Imagine you must take a trip, there is no option – you must go. You know exactly where you need to go, the route to take and what you will do when you arrive. What you can’t decide is how to get there − will you fly, take a train, drive yourself, ride a bike or even walk? Your mode of transportation will be decided for you.
That is the scenario health care providers are faced with every day when determining the best course of action in treating patients. After all the lab work, x-rays and assessments are completed and a diagnosis made, the real work begins. It seems the logical next step would be to prescribe the appropriate medication, therapy or treatment, but due to a cost saving protocol called “step therapy”, the first thing a provider must do after determining the diagnosis is to ask, “Who is the insurance carrier?” Because, this is where the mode of transportation from a state of disease to one of health is determined.
Under step therapy protocol, even when the provider has research and practice protocols to support the need for specific treatment, the patient may be denied coverage for that treatment until they have extinguished all the “steps”, or other treatments, by trying them, and failing, to have results. It can take months to go through all the “steps”, which can lead to disease progression and onset of other diseases.

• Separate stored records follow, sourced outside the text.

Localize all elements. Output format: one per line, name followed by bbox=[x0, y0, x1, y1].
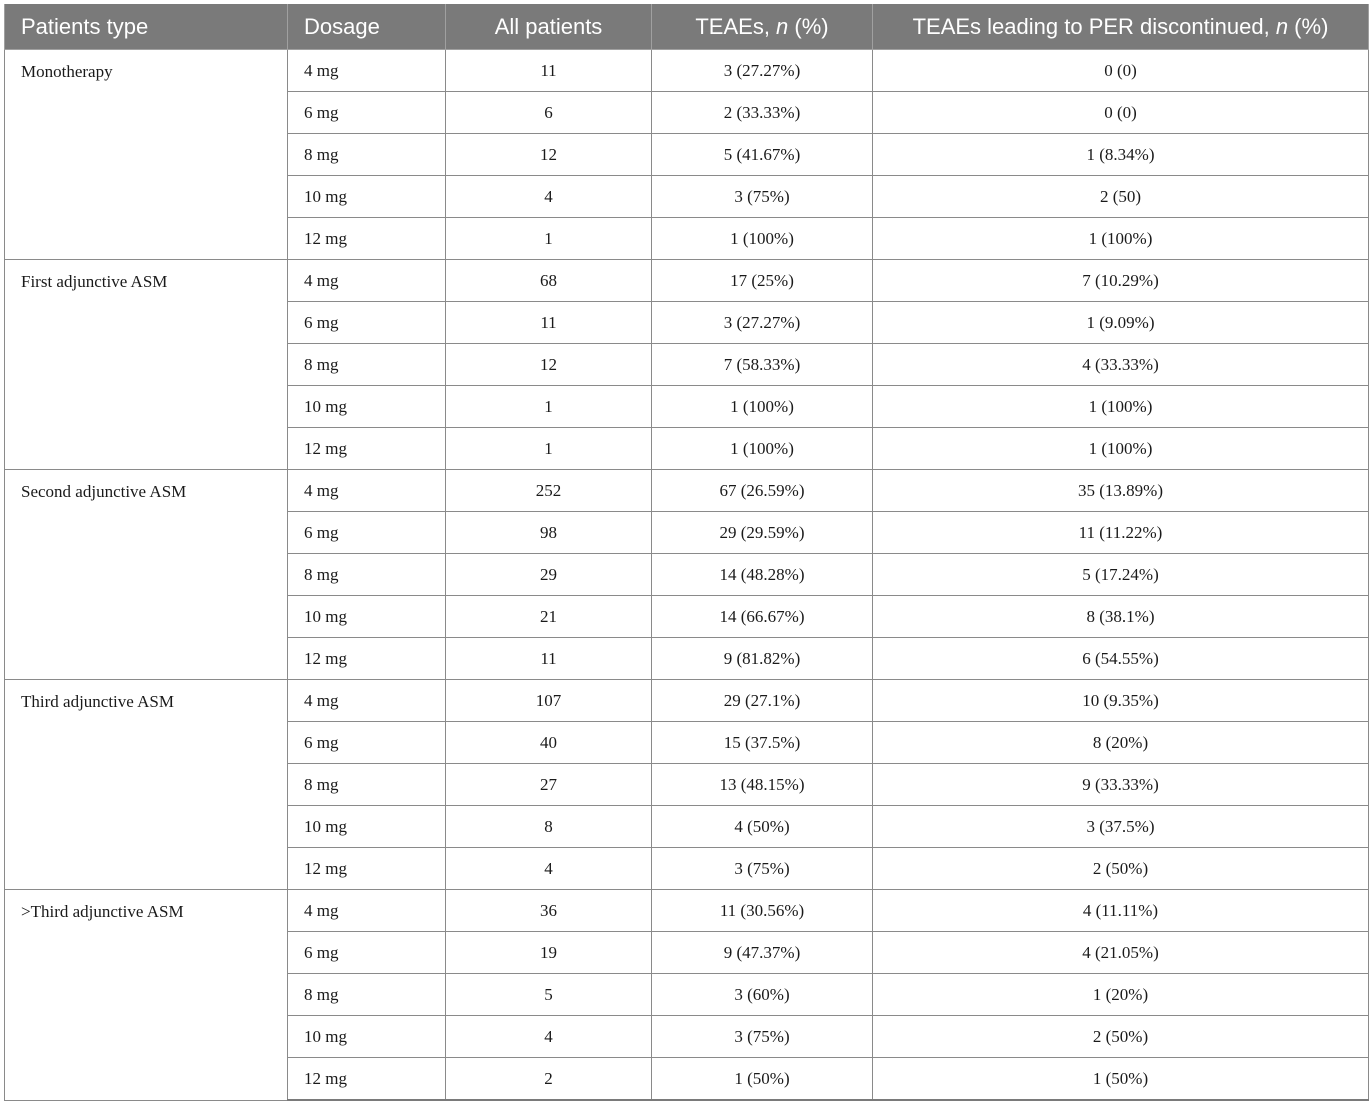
patients-type-cell: >Third adjunctive ASM bbox=[5, 890, 288, 1101]
header-all-patients: All patients bbox=[446, 4, 652, 50]
teaes-cell: 67 (26.59%) bbox=[652, 470, 873, 512]
all-patients-cell: 12 bbox=[446, 344, 652, 386]
header-teaes-pct: (%) bbox=[788, 13, 829, 39]
teaes-cell: 1 (50%) bbox=[652, 1058, 873, 1101]
all-patients-cell: 107 bbox=[446, 680, 652, 722]
header-dosage: Dosage bbox=[288, 4, 446, 50]
discontinued-cell: 5 (17.24%) bbox=[873, 554, 1369, 596]
teaes-cell: 4 (50%) bbox=[652, 806, 873, 848]
teaes-cell: 5 (41.67%) bbox=[652, 134, 873, 176]
all-patients-cell: 11 bbox=[446, 50, 652, 92]
all-patients-cell: 1 bbox=[446, 218, 652, 260]
teaes-cell: 15 (37.5%) bbox=[652, 722, 873, 764]
teaes-cell: 2 (33.33%) bbox=[652, 92, 873, 134]
patients-type-cell: Second adjunctive ASM bbox=[5, 470, 288, 680]
teaes-cell: 14 (66.67%) bbox=[652, 596, 873, 638]
discontinued-cell: 1 (20%) bbox=[873, 974, 1369, 1016]
dosage-cell: 8 mg bbox=[288, 554, 446, 596]
dosage-cell: 10 mg bbox=[288, 1016, 446, 1058]
table-row bbox=[5, 680, 1369, 722]
teaes-cell: 3 (75%) bbox=[652, 1016, 873, 1058]
all-patients-cell: 1 bbox=[446, 428, 652, 470]
dosage-cell: 12 mg bbox=[288, 428, 446, 470]
discontinued-cell: 4 (11.11%) bbox=[873, 890, 1369, 932]
discontinued-cell: 4 (33.33%) bbox=[873, 344, 1369, 386]
all-patients-cell: 4 bbox=[446, 176, 652, 218]
teaes-cell: 3 (60%) bbox=[652, 974, 873, 1016]
discontinued-cell: 7 (10.29%) bbox=[873, 260, 1369, 302]
teaes-cell: 29 (29.59%) bbox=[652, 512, 873, 554]
all-patients-cell: 12 bbox=[446, 134, 652, 176]
discontinued-cell: 4 (21.05%) bbox=[873, 932, 1369, 974]
dosage-cell: 4 mg bbox=[288, 50, 446, 92]
teaes-cell: 9 (47.37%) bbox=[652, 932, 873, 974]
teaes-cell: 11 (30.56%) bbox=[652, 890, 873, 932]
table-body bbox=[5, 50, 1369, 1101]
discontinued-cell: 1 (100%) bbox=[873, 386, 1369, 428]
discontinued-cell: 0 (0) bbox=[873, 50, 1369, 92]
dosage-cell: 6 mg bbox=[288, 512, 446, 554]
all-patients-cell: 21 bbox=[446, 596, 652, 638]
all-patients-cell: 98 bbox=[446, 512, 652, 554]
table-row bbox=[5, 50, 1369, 92]
all-patients-cell: 19 bbox=[446, 932, 652, 974]
discontinued-cell: 1 (50%) bbox=[873, 1058, 1369, 1101]
teaes-cell: 1 (100%) bbox=[652, 218, 873, 260]
dosage-cell: 10 mg bbox=[288, 176, 446, 218]
dosage-cell: 6 mg bbox=[288, 302, 446, 344]
dosage-cell: 4 mg bbox=[288, 260, 446, 302]
dosage-cell: 6 mg bbox=[288, 92, 446, 134]
all-patients-cell: 29 bbox=[446, 554, 652, 596]
header-discontinued bbox=[873, 4, 1369, 50]
dosage-cell: 8 mg bbox=[288, 764, 446, 806]
all-patients-cell: 40 bbox=[446, 722, 652, 764]
discontinued-cell: 2 (50%) bbox=[873, 848, 1369, 890]
teaes-cell: 3 (27.27%) bbox=[652, 50, 873, 92]
dosage-cell: 8 mg bbox=[288, 344, 446, 386]
teaes-cell: 3 (75%) bbox=[652, 848, 873, 890]
dosage-cell: 12 mg bbox=[288, 1058, 446, 1101]
dosage-cell: 8 mg bbox=[288, 134, 446, 176]
dosage-cell: 4 mg bbox=[288, 470, 446, 512]
all-patients-cell: 5 bbox=[446, 974, 652, 1016]
all-patients-cell: 6 bbox=[446, 92, 652, 134]
all-patients-cell: 4 bbox=[446, 1016, 652, 1058]
dosage-cell: 12 mg bbox=[288, 638, 446, 680]
teaes-cell: 13 (48.15%) bbox=[652, 764, 873, 806]
table-row bbox=[5, 890, 1369, 932]
all-patients-cell: 68 bbox=[446, 260, 652, 302]
discontinued-cell: 2 (50%) bbox=[873, 1016, 1369, 1058]
all-patients-cell: 1 bbox=[446, 386, 652, 428]
discontinued-cell: 35 (13.89%) bbox=[873, 470, 1369, 512]
teaes-cell: 3 (75%) bbox=[652, 176, 873, 218]
header-teaes bbox=[652, 4, 873, 50]
table-row bbox=[5, 260, 1369, 302]
header-teaes-label: TEAEs, bbox=[695, 13, 777, 39]
dosage-cell: 8 mg bbox=[288, 974, 446, 1016]
teaes-cell: 1 (100%) bbox=[652, 428, 873, 470]
dosage-cell: 4 mg bbox=[288, 680, 446, 722]
dosage-cell: 6 mg bbox=[288, 722, 446, 764]
all-patients-cell: 4 bbox=[446, 848, 652, 890]
header-row bbox=[5, 4, 1369, 50]
discontinued-cell: 10 (9.35%) bbox=[873, 680, 1369, 722]
teae-table bbox=[4, 4, 1369, 1101]
patients-type-cell: Third adjunctive ASM bbox=[5, 680, 288, 890]
teaes-cell: 17 (25%) bbox=[652, 260, 873, 302]
teaes-cell: 14 (48.28%) bbox=[652, 554, 873, 596]
teaes-cell: 3 (27.27%) bbox=[652, 302, 873, 344]
dosage-cell: 6 mg bbox=[288, 932, 446, 974]
all-patients-cell: 252 bbox=[446, 470, 652, 512]
teaes-cell: 7 (58.33%) bbox=[652, 344, 873, 386]
dosage-cell: 4 mg bbox=[288, 890, 446, 932]
teaes-cell: 29 (27.1%) bbox=[652, 680, 873, 722]
table-header bbox=[5, 4, 1369, 50]
header-discontinued-pct: (%) bbox=[1288, 13, 1329, 39]
all-patients-cell: 11 bbox=[446, 302, 652, 344]
discontinued-cell: 6 (54.55%) bbox=[873, 638, 1369, 680]
discontinued-cell: 1 (9.09%) bbox=[873, 302, 1369, 344]
discontinued-cell: 3 (37.5%) bbox=[873, 806, 1369, 848]
all-patients-cell: 27 bbox=[446, 764, 652, 806]
teaes-cell: 9 (81.82%) bbox=[652, 638, 873, 680]
discontinued-cell: 1 (100%) bbox=[873, 428, 1369, 470]
discontinued-cell: 9 (33.33%) bbox=[873, 764, 1369, 806]
all-patients-cell: 11 bbox=[446, 638, 652, 680]
patients-type-cell: Monotherapy bbox=[5, 50, 288, 260]
discontinued-cell: 0 (0) bbox=[873, 92, 1369, 134]
discontinued-cell: 1 (100%) bbox=[873, 218, 1369, 260]
discontinued-cell: 11 (11.22%) bbox=[873, 512, 1369, 554]
table-row bbox=[5, 470, 1369, 512]
dosage-cell: 10 mg bbox=[288, 596, 446, 638]
teaes-cell: 1 (100%) bbox=[652, 386, 873, 428]
discontinued-cell: 8 (20%) bbox=[873, 722, 1369, 764]
header-patients-type: Patients type bbox=[5, 4, 288, 50]
dosage-cell: 10 mg bbox=[288, 386, 446, 428]
discontinued-cell: 8 (38.1%) bbox=[873, 596, 1369, 638]
all-patients-cell: 2 bbox=[446, 1058, 652, 1101]
dosage-cell: 12 mg bbox=[288, 848, 446, 890]
dosage-cell: 10 mg bbox=[288, 806, 446, 848]
discontinued-cell: 1 (8.34%) bbox=[873, 134, 1369, 176]
discontinued-cell: 2 (50) bbox=[873, 176, 1369, 218]
patients-type-cell: First adjunctive ASM bbox=[5, 260, 288, 470]
header-teaes-n: n bbox=[776, 13, 789, 39]
all-patients-cell: 36 bbox=[446, 890, 652, 932]
all-patients-cell: 8 bbox=[446, 806, 652, 848]
dosage-cell: 12 mg bbox=[288, 218, 446, 260]
header-discontinued-label: TEAEs leading to PER discontinued, bbox=[912, 13, 1276, 39]
header-discontinued-n: n bbox=[1275, 13, 1289, 39]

During this phase, attempting to treat our patients turns into something akin to a scene out of the 1987 film, “Planes, Trains, and Automobiles.” It comes with complete with a detour at every turn, frustrating setbacks, irreversible damage and painful delays in recovery – leaving patients unsure if they will reach their destination of health, ever again. These experiences, however, are never a comedy for the patients, who are desperate to be healthy and functioning, yet required to wait while attempting multiple other treatments, only to fail, in order to attain the relief they so desperately need. During this process, time is not on their side.
For example, “Patient A” is a 54-year-old male, who when first diagnosed with Rheumatoid Arthritis did well on his initial medication but developed liver function problems, which are a known adverse effect of that drug. With this development came the need to discontinue the initial drug but because his disease was progressing, the next option in treatment was a biologic medication considered the standard of care to get Patient A functioning. As they say, this is when you should buckle up because it’s going to be a bumpy ride. His health care provider requested approval for the new drug, but it was denied by his insurance carrier. The denial was appealed to the insurance carrier but was met with a second denial that also included the requirement that he to stay on the medication that had caused his liver function problems. Another appeal was made and again, a third denial was received by his insurance carrier. With further debilitation, Patient A was placed on short-term disability and began to have secondary side effects from the steroids he had been using to alleviate the pain. A third appeal was made on his behalf and this time the medication was granted. He was then placed on the biologic drug originally prescribed and began functioning within three weeks. Unfortunately, because of his long-term steroid use while going through the step therapy protocol, he remains further challenged with insulin dependent diabetes.
Did you keep up with the long winding road that is “step therapy?” Treatment that allowed Patient A to be functioning was possible in only three weeks but due to the months of delays while following “step therapy” and “try and fail” protocols, he endured suffering and disease progression, remains on disability and now also battles insulin dependent diabetes. How is this a cost saving process to him, to the public or even to his insurer?
His body took a beating, his quality of life diminished and independence gone as he remains on disability and must look forward to life of not just one debilitating disease, but a secondary disease brought on by medications. All while waiting for what is widely known as the standard of care in treatment for his disease. And at what cost to this man did the insurance company save their money? At what cost to our society, when human capital is lost and lives are left in shambles?
We all agree, health care costs must be managed. But to overlook the word “health” in providing health care removes all purpose. Rep. Nancy Barto is sponsoring HB2420, which will establish transparency, efficiency and fairness in patient health care through necessary reforms to step therapy protocols. I encourage anyone who has ever been denied a medication that their physician or health care provider, in their medical expertise prescribed, to please follow this bill and thank Barto for her work.
Theresa Frimel is a nurse practitioner and a member of the Arizona United Rheumatology Alliance and Scope of Practice Committee at the State Board of Nursing. She is also with the American Association of Nurse Practitioners and the American College of Rheumatology.